To narrow down the involvement of fusobacteri at species level regarding the body weight gain microbial species was analyzed. As the result shown in Fig. 2, Fusobacterium mortiferum and Fusobacterium perfoetens were highly related with increased body condition scoring. According to the statistical analysis F. perfoetens resided differently in dogs with the optimal and overweight body conditions (p < 0.05). Unlike other Fusobacterium species which are weaker fermenters F. mortiferum is able to use a variety of sugars as energy sources [28]. F. nucleatum is the most common Fusobacterium specices isolated from humans and known to be related with infections and colorectal carcinoma [6]. Unlike other Fusobacterium. F. perfoetens has the coccoid morphology rather than the long spindle rod shape of the typical morphology of Fusobacterium [29]. In phylogram showing genetic relationship, F. perfoetens formed a separated branch from the clusters of other Fusobacterium species [29]. In the view of the facts previously reported F. perfoetens (including F. mortiferum in a certain aspect like the energy utilization in gut) would have non - typical and different function in gut microenvironment unlike human. Therefore, it is possible that the gut microbiome in dogs would be relatively unique although it shares a similarity with human. However, an additional quantificational experiment is needed for the further verification of the relationship between Fusobacteria and obese which we suggested in this study.
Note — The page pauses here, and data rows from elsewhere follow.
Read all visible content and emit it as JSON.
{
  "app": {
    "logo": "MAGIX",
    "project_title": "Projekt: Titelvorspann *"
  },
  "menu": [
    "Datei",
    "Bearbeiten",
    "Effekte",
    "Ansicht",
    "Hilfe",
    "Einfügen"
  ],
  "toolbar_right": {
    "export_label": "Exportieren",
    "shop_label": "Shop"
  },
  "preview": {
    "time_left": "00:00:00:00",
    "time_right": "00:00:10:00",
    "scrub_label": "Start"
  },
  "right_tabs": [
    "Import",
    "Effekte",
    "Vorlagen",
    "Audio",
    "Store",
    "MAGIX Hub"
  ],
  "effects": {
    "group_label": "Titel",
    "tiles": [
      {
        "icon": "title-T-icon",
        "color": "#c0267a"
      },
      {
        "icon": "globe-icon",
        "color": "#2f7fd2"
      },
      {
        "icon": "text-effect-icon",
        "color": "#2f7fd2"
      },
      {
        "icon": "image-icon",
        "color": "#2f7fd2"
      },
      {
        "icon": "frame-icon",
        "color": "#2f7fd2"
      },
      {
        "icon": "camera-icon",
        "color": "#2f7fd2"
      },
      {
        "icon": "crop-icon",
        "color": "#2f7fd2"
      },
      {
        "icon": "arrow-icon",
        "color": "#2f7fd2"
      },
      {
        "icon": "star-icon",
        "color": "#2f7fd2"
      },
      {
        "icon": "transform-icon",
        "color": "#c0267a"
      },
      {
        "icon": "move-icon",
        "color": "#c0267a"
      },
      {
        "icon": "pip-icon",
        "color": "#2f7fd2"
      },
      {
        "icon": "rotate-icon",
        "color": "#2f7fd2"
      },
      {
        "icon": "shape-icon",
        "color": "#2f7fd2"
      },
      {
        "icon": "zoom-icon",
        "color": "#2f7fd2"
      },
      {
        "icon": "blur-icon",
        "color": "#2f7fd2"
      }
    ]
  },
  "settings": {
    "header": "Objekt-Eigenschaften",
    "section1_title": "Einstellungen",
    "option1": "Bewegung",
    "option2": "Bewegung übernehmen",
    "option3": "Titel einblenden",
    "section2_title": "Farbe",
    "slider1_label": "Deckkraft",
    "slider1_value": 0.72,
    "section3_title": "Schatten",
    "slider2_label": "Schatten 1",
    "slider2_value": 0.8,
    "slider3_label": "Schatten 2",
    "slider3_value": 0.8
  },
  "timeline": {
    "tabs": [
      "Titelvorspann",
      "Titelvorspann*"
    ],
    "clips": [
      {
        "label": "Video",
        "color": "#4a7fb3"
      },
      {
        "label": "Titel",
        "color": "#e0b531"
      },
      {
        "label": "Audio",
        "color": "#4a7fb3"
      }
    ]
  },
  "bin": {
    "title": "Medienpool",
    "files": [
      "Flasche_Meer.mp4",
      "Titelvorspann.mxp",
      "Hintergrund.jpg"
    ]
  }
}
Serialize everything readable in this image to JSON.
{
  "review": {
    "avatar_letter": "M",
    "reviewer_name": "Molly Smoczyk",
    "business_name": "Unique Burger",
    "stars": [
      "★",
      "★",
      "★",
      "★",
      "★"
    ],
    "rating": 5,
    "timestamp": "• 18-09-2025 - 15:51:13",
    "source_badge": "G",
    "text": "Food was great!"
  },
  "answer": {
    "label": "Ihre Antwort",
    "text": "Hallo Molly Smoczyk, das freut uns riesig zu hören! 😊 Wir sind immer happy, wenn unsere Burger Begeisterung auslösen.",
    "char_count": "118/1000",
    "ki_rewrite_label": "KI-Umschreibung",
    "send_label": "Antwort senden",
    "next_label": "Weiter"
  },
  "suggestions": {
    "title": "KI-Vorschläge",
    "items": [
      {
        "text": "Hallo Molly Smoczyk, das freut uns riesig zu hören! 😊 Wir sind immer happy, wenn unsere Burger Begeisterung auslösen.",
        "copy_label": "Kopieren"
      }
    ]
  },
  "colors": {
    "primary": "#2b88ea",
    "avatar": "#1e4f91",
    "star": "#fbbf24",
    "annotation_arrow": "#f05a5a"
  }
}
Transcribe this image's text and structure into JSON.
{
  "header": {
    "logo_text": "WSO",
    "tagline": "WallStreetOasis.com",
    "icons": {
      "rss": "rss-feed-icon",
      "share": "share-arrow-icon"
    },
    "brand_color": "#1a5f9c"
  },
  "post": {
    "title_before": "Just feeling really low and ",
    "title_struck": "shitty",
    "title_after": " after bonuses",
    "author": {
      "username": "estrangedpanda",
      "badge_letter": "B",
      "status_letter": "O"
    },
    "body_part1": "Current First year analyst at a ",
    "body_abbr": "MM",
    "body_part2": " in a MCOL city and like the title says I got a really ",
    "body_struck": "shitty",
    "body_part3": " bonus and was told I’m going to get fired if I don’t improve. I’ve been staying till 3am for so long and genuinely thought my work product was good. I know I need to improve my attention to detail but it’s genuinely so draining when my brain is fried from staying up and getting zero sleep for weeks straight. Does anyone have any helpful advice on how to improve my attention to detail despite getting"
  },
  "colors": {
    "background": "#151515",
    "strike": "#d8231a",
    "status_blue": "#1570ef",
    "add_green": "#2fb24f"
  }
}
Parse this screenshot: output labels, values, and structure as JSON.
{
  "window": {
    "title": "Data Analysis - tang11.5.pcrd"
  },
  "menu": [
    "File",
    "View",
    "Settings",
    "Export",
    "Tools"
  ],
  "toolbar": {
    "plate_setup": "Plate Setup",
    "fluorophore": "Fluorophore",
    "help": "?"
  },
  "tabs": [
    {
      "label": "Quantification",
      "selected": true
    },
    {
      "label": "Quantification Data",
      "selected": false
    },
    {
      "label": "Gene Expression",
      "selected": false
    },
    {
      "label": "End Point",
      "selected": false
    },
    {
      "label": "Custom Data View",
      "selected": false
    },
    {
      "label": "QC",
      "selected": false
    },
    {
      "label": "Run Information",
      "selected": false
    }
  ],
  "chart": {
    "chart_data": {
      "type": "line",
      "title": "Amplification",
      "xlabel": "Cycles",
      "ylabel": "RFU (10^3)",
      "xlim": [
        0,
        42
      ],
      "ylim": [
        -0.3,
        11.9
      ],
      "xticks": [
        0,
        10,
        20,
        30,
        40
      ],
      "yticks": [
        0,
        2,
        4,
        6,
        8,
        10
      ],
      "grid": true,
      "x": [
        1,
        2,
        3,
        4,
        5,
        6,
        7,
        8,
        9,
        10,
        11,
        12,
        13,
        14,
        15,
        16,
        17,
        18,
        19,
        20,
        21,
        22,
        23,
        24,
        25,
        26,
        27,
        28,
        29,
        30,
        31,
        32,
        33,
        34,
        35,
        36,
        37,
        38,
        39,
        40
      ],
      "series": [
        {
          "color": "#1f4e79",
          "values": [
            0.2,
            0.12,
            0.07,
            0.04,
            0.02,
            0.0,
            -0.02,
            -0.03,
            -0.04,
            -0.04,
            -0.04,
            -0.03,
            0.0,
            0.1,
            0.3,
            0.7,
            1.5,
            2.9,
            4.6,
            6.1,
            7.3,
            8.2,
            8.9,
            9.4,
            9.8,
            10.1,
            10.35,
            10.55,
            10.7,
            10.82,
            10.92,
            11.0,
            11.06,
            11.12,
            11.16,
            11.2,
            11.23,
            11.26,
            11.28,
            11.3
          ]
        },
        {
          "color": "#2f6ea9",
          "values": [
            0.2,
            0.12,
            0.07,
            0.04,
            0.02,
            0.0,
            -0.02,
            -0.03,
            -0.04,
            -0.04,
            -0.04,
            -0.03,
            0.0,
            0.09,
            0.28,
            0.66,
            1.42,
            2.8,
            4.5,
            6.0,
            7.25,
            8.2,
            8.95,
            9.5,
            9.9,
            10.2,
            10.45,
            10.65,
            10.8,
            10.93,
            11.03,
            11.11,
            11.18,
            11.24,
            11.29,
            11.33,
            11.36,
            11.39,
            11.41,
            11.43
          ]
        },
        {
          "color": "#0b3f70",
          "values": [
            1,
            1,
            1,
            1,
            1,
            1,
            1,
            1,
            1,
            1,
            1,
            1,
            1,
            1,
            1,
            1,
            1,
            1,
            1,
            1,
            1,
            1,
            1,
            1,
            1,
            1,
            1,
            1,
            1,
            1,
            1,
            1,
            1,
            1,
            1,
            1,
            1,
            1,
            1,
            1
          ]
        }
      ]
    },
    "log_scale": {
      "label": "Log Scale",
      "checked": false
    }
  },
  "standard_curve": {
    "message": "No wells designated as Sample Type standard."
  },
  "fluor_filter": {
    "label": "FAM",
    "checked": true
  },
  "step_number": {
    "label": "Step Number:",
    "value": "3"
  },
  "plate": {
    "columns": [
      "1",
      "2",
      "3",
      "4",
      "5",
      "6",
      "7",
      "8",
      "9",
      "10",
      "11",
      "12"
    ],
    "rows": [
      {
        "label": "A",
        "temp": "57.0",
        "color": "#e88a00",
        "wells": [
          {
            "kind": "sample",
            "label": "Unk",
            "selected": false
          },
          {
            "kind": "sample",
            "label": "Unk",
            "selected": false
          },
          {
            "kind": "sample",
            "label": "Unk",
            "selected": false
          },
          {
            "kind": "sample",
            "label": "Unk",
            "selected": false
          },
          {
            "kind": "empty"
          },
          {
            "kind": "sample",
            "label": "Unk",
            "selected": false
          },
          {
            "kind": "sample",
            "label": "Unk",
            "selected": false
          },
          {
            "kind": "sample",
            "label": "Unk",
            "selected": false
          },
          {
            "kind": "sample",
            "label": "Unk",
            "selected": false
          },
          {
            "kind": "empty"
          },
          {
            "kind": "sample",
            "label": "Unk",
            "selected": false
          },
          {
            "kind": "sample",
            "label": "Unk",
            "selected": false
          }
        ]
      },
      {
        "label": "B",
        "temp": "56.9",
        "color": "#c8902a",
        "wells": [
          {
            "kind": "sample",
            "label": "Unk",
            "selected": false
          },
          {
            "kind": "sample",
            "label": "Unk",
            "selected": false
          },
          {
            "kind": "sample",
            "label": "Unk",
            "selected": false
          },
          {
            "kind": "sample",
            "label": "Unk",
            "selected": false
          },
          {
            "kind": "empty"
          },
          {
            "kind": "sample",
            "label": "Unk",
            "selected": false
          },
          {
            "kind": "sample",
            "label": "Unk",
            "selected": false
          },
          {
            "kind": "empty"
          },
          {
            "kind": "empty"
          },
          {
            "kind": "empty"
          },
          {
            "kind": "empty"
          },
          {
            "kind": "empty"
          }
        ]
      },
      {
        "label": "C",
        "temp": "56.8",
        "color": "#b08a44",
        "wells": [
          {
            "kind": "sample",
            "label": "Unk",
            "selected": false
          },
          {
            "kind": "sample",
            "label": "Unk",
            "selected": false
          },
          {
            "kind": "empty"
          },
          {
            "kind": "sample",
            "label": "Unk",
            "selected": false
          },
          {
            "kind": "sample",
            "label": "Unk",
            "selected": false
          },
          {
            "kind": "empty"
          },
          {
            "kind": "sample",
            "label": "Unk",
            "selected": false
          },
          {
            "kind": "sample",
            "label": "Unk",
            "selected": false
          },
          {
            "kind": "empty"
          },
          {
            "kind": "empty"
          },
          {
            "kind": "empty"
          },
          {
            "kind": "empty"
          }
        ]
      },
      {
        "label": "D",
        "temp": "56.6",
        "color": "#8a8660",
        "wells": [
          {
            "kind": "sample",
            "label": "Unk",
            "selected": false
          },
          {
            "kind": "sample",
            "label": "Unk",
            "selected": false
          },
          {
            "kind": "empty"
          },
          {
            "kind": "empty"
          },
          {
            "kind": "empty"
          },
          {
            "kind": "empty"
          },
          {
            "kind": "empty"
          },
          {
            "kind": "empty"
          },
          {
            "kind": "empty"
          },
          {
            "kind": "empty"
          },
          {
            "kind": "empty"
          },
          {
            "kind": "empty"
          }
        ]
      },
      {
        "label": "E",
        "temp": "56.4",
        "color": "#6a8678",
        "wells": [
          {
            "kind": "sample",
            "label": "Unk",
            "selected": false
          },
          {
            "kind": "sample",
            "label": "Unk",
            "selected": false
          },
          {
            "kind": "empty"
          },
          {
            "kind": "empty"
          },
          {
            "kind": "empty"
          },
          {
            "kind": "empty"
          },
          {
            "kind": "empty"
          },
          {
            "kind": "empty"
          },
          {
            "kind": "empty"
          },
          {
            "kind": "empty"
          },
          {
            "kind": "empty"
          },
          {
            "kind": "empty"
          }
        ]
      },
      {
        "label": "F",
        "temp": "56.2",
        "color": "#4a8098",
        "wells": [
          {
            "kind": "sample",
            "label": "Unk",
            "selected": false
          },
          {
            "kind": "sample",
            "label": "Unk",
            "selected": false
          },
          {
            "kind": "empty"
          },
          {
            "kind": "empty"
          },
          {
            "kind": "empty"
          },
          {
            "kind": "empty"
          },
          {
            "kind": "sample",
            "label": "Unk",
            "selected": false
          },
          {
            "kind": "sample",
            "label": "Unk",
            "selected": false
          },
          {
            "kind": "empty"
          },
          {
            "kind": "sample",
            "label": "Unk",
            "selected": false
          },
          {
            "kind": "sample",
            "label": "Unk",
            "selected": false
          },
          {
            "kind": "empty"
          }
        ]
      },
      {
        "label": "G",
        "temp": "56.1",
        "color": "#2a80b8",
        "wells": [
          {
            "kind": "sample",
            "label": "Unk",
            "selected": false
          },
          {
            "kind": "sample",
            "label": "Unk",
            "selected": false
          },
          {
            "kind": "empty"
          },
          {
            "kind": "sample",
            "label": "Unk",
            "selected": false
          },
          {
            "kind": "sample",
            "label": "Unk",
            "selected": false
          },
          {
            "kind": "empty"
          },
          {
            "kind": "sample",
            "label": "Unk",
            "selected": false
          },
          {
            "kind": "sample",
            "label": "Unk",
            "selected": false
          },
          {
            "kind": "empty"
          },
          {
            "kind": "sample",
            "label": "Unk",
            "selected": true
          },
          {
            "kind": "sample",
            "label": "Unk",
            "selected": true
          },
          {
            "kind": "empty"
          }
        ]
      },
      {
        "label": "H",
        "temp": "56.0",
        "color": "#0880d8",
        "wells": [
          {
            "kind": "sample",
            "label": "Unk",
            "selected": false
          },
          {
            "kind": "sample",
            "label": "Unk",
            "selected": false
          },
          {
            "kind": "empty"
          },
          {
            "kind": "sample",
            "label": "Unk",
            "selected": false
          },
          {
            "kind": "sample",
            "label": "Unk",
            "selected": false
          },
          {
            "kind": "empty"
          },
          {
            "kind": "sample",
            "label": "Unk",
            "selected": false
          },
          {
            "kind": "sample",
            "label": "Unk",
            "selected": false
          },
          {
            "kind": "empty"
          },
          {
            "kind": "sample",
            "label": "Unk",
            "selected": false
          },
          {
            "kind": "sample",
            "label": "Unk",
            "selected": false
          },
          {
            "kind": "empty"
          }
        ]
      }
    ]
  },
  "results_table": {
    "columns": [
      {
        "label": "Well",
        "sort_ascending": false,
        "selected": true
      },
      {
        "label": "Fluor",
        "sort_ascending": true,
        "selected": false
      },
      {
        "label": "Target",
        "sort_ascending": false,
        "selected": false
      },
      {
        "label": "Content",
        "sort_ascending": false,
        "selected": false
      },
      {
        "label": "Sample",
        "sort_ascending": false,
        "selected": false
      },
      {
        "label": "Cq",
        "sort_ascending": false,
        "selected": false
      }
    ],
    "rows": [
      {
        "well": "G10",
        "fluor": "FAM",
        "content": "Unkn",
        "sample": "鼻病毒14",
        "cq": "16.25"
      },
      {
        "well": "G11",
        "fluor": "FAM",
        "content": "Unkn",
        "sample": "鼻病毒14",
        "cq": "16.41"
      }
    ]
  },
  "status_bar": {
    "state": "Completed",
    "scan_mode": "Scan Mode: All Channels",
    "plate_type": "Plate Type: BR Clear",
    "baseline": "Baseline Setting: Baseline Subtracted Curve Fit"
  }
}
Dogs have been considered as one of family members. Dog’s well-being has also become an important issue in the human society. Dog’s owners are well aware the importance of balanced nutritional management and give an effort to provide a good quality and quantity of diets to their dogs. However, the comprehensive information of dog’s gut microbiota that affects on the overall dog’s health is still in need. In this study, we investigated the difference of dog’s gut microbiota according to the body condition scoring system which reflects the level of the body fat accumulation condition. We found dog’s gut habits microbiota differently based on the degree of body weight gain. This finding would contribute to improve and develop the nutritional knowledge of gut microbiome for dog’s healthier life.